Wagner is enthusiastic about her new role as an editor: “I select the books, poems for anthologies, manage my team of poetry editors/readers, and I write the craft interviews,” she explained. The job also calls for her to take an active role in bringing poetry collections through the full publishing process. She calls her position with Driftwood “a dream role,” and that sounds just about ideal to me. Editorial work, family (she is a mother of three), and writing her own poetry keeps Sara Moore Wagner plenty busy.

Sara Moore Wagner is an urban Appalachian poet at the forefront of the ways poets and other writers are shaping urban Appalachian culture. The Urban Appalachian Community Coalition is proud to claim Wagner as one of us even as she has emerged as a poet of contemporary life.

Lady Wing Shot is published by Lynx House Press, and is available at this link: https://lynxhousepress.square.site/. Wagner will lead an online workshop on writing biographical poetry in celebration of Lady Wing Shot on April 23; you can register for this workshop and for Pauletta Hansel’s April 9 workshop on creating poems from family stories here: https://thenotebookscollective.com/events//

Sara Moore Wagner’s website is at this link: www.saramoorewagner.com.

Mike Templeton is a writer, independent scholar, barista, cook, guitar player, and accidental jack-of-all-trades.
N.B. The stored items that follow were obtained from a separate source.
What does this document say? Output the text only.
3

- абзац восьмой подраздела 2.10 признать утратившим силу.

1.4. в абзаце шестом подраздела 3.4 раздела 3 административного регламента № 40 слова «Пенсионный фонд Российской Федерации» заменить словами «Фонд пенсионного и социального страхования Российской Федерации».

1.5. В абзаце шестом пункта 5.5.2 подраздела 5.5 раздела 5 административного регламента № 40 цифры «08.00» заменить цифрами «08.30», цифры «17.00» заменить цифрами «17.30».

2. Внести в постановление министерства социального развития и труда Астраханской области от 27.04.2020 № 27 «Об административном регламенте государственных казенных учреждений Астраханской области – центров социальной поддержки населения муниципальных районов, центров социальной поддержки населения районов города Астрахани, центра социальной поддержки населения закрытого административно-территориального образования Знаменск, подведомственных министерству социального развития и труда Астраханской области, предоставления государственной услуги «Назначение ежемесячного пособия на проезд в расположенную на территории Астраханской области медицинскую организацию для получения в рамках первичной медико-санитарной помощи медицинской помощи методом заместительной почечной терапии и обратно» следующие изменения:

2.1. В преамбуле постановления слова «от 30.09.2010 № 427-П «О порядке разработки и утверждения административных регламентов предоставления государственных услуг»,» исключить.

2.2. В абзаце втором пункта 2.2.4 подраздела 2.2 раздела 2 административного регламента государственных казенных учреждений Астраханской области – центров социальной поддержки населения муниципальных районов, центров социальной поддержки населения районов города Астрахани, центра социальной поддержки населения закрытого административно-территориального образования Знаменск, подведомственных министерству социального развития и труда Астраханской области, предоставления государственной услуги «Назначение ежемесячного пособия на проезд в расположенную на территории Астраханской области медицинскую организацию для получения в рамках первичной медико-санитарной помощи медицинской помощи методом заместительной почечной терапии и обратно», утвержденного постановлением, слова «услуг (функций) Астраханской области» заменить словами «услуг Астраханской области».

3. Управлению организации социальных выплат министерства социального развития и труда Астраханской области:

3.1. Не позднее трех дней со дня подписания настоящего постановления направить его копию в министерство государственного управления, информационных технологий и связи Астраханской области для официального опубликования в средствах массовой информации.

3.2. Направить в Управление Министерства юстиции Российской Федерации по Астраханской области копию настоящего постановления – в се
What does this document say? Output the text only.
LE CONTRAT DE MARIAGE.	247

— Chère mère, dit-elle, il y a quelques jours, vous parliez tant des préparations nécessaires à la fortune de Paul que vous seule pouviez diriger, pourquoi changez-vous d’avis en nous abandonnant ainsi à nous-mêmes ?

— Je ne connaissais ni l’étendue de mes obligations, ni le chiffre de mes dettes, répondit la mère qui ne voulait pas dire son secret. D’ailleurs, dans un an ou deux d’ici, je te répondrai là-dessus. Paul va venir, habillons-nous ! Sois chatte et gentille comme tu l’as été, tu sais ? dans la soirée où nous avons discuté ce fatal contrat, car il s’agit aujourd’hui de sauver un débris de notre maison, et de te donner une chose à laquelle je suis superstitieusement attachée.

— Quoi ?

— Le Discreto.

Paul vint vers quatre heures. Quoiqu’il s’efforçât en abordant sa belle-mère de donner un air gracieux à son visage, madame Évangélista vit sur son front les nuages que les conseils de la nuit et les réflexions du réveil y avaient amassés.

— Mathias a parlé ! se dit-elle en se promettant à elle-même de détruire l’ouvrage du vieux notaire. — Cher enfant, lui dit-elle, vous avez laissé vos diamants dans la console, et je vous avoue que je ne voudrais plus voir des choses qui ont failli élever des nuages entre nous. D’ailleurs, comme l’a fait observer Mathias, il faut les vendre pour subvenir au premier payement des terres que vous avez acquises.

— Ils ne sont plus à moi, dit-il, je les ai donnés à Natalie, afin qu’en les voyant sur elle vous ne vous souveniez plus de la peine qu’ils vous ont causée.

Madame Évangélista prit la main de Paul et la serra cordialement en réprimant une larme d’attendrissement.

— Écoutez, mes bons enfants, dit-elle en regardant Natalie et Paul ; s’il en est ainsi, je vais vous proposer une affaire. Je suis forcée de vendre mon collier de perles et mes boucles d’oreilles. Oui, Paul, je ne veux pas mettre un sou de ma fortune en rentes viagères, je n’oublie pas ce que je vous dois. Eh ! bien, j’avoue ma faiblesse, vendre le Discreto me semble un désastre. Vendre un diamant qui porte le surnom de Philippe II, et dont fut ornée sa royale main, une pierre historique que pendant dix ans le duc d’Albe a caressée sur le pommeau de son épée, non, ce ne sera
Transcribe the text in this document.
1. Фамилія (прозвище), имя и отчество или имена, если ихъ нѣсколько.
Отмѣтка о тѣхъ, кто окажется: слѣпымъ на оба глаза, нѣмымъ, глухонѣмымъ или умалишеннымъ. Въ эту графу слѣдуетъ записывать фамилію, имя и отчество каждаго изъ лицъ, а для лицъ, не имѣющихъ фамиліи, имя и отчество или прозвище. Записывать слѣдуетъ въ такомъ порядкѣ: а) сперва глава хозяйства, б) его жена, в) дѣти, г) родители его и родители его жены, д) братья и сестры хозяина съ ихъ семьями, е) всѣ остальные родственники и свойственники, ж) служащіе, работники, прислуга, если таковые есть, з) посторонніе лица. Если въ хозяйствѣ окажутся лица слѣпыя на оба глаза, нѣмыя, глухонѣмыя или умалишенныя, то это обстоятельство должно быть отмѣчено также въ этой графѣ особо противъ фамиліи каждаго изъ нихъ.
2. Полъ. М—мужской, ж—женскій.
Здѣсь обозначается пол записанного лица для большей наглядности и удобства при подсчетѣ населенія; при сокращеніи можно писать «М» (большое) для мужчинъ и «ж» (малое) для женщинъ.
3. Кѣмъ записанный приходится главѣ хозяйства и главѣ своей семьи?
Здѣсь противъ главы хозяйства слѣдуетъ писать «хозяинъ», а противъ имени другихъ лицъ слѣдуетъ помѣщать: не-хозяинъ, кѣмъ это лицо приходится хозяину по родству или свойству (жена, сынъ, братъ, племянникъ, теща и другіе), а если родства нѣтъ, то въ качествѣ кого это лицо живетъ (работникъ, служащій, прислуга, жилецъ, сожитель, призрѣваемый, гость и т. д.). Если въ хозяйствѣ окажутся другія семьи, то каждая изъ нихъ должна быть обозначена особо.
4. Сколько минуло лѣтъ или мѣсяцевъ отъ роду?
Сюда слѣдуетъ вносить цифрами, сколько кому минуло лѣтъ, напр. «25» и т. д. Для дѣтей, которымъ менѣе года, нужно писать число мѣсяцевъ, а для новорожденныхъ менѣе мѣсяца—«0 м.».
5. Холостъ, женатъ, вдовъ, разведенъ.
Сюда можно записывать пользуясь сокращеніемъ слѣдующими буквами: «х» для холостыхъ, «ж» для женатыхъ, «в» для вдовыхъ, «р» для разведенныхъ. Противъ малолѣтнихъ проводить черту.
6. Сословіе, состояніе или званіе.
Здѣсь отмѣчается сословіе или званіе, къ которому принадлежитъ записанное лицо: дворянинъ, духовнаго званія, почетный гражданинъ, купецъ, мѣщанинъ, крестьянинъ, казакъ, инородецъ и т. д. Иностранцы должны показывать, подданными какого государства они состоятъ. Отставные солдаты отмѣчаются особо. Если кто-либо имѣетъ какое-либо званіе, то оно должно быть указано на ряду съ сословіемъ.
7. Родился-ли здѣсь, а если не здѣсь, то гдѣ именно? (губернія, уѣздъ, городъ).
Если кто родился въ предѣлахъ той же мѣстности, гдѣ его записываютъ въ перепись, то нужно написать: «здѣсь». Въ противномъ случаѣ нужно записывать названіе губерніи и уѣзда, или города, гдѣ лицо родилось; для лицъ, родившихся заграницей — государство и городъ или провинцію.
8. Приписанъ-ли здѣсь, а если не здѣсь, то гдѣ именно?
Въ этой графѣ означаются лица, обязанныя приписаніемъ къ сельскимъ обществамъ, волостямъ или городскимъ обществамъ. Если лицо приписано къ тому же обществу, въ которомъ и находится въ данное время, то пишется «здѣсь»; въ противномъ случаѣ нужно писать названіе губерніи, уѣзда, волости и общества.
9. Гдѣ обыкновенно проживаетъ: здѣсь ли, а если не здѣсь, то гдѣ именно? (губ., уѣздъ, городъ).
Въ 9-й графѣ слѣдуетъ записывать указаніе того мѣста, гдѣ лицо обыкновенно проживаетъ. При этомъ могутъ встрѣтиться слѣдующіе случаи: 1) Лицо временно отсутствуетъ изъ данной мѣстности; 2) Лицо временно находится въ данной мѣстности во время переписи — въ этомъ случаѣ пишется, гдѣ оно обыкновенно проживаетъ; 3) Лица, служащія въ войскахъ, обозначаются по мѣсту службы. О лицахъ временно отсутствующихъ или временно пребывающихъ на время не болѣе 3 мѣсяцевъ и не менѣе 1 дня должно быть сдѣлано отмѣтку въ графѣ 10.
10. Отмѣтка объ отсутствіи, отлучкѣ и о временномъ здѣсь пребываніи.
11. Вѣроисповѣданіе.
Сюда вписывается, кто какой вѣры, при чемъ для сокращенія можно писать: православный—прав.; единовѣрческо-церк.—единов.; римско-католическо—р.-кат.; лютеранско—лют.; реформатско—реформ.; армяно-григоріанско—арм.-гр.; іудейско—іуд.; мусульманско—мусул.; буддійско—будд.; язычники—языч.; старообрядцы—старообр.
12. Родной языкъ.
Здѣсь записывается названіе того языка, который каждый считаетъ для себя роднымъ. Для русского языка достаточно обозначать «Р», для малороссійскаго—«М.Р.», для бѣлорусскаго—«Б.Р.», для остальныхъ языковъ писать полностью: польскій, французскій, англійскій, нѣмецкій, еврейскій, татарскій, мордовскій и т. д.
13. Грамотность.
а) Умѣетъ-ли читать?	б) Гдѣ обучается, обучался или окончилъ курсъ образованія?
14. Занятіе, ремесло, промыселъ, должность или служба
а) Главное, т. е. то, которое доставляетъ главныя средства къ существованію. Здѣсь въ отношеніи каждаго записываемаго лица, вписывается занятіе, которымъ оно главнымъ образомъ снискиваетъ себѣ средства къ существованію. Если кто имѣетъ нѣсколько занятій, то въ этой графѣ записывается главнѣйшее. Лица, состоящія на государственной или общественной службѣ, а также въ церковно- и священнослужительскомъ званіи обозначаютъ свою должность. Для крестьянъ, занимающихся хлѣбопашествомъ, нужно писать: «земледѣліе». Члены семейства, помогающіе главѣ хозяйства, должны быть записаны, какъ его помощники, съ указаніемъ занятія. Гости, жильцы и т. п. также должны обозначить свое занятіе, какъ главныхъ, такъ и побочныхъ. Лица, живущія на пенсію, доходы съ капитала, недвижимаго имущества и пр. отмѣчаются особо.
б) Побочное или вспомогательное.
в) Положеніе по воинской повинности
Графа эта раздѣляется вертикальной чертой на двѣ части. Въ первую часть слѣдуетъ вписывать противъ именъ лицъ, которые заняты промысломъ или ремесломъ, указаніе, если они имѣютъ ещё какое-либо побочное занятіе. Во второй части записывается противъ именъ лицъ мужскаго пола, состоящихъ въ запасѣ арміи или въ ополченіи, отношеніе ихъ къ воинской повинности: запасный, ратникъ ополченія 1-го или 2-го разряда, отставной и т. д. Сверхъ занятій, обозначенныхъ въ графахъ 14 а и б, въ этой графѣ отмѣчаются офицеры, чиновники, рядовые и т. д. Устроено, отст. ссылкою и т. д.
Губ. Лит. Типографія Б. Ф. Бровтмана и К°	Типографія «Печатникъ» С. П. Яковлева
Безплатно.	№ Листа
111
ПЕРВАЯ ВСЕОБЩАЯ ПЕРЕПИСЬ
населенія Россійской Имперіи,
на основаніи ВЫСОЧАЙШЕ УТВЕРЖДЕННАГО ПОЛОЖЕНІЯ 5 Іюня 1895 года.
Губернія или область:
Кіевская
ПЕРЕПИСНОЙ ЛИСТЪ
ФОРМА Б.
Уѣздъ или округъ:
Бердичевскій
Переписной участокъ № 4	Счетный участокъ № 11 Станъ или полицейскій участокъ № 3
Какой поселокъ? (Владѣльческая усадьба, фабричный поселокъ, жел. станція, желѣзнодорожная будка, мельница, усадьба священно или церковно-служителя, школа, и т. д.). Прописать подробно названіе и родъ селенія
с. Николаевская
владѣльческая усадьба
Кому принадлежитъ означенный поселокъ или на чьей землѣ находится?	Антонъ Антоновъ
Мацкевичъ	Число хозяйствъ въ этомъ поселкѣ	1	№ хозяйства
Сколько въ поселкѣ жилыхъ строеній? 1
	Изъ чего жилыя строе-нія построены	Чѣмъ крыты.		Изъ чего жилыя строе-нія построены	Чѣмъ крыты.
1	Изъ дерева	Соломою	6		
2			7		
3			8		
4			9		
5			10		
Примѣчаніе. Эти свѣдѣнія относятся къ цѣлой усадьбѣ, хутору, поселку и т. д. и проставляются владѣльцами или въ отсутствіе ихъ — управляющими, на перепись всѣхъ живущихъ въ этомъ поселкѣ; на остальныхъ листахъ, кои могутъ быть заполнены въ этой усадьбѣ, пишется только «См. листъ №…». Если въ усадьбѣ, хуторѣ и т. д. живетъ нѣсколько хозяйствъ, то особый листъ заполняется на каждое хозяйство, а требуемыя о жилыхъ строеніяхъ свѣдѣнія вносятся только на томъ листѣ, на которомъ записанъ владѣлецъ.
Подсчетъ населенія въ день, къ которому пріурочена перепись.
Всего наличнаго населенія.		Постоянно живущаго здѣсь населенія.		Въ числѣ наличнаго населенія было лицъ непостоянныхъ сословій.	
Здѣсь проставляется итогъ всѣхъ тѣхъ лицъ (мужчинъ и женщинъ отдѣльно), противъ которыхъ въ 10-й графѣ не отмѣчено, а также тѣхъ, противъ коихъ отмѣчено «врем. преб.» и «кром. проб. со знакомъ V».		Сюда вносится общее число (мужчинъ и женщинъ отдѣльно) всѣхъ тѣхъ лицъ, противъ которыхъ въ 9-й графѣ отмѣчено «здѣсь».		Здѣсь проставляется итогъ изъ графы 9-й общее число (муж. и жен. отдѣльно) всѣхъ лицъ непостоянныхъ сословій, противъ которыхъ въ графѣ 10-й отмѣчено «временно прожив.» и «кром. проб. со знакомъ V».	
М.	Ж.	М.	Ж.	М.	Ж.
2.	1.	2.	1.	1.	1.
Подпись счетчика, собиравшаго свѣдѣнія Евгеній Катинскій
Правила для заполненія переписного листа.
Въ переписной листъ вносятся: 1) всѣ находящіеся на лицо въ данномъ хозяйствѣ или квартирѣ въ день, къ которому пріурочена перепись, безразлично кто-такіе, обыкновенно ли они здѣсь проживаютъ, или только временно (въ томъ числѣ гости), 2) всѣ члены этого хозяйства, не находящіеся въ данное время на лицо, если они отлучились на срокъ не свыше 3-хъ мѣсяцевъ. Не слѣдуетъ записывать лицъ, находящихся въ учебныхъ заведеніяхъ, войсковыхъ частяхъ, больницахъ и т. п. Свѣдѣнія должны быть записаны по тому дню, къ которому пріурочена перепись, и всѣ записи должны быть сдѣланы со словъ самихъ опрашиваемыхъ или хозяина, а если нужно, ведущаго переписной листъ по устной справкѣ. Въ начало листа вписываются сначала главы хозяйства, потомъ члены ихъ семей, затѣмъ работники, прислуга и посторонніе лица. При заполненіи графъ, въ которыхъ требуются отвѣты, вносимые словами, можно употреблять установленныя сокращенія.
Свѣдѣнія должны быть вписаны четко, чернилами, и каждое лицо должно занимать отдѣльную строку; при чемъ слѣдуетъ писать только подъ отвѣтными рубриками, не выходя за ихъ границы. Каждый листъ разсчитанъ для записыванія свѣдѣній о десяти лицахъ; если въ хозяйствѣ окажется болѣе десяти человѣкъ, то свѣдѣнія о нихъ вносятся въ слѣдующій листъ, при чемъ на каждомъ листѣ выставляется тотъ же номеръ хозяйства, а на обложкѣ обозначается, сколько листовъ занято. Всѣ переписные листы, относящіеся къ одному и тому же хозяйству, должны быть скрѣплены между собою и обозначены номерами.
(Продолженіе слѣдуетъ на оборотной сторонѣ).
He is the author of The Chief of Birds: A Memoir, available from Erratum Press, and Impossible to Believe, forthcoming from Iff Books. Check out his profile in UACC’s Cultural Directory. He lives in West Milton, Ohio with his wife who is a talented photographer. They spend their free time walking around the city and the country snapping photos. She looks up at the grandeur above, while Mike always seems to be staring at the ground.